I have no idea how his girlfriend can stand to cuddle with him when she stays over occasionally.

Also how his butt is constantly hanging out all over the place. Seriously, pull up your damn pants, you disgusting slob.

Also, the Canadian seal slaughter. How trashy and sociopathic do you have to be to just walk among dozens of baby seals wacking them in the head with a hammer?
 
I don't think I'd have it in me to kill a baby seal, but I imagine someone who does it is about as sociopathic as a farmer that slaughters similarly young animals. They're on roughly the same moral level, where ever you think that level might be.
 
I hate it when places don't salt their driveways and sidewalks.

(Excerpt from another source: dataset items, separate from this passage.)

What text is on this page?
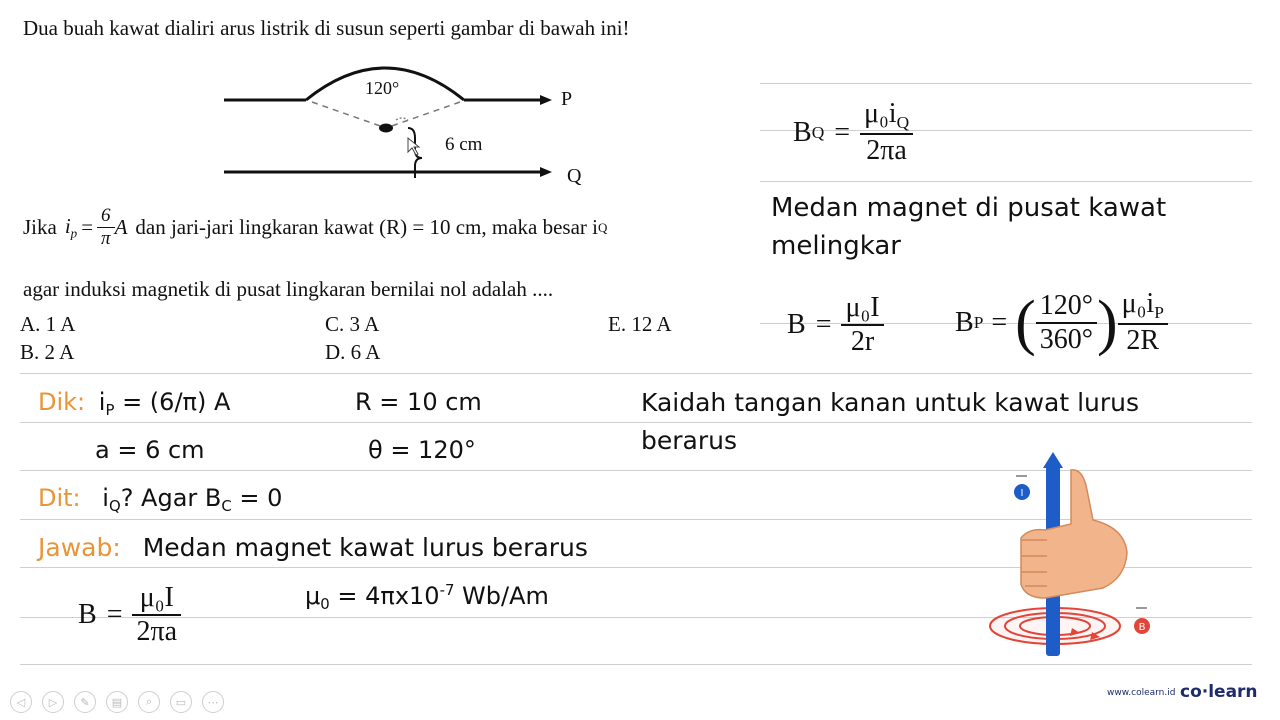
Dua buah kawat dialiri arus listrik di susun seperti gambar di bawah ini!
120°
6 cm
P
Q
Jika $i_p = \frac{6}{\pi}$ A dan jari-jari lingkaran kawat (R) = 10 cm, maka besar i Q
agar induksi magnetik di pusat lingkaran bernilai nol adalah ....
A. 1 A
B. 2 A
C. 3 A
D. 6 A
E. 12 A
B $Q = \frac{\mu_0i_Q}{2\pi a}$
Medan magnet di pusat kawat
melingkar
$B = \frac{\text{μ₀I}}{2r}$	B P = ( $\frac{120^\circ}{360^\circ}$ ) $\frac{\mu_0i_P}{2R}$
Dik: $i_P = (6/\pi)$ A	R = 10 cm
a = 6 cm	θ = 120°
Dit: $i_Q$? Agar $B_C = 0$
Jawab: Medan magnet kawat lurus berarus
$B = \frac{\text{μ₀I}}{2\pi a}$	$\mu_0 = 4\pi x10^{-7}$ Wb/Am
Kaidah tangan kanan untuk kawat lurus
berarus
I
B
◁	▷	✎	▤	⌕	▭	⋯
www.colearn.id co·learn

I'm in upstate New York, snow should not be a surprise. Be ready for it.
 
I hate that for some reason our couch squatter remains oblivious to how he stinks up the ENTIRE downstairs and halfway up the stairs after coming home from work at night, and goes to bed then and there and doesn't shower until the next morning.

I have no idea how his girlfriend can stand to cuddle with him when she stays over occasionally.

Also how his butt is constantly hanging out all over the place. Seriously, pull up your damn pants, you disgusting slob.

Can't you kick him out?
 
I hate it when places don't salt their driveways and sidewalks. I'm in upstate New York, snow should not be a surprise. Be ready for it.
I hate how if you go to Manhattan a few hours after a major snowfall, it doesn't look like anything fell, but if you go to any other borough, you'll see tons of snow for days.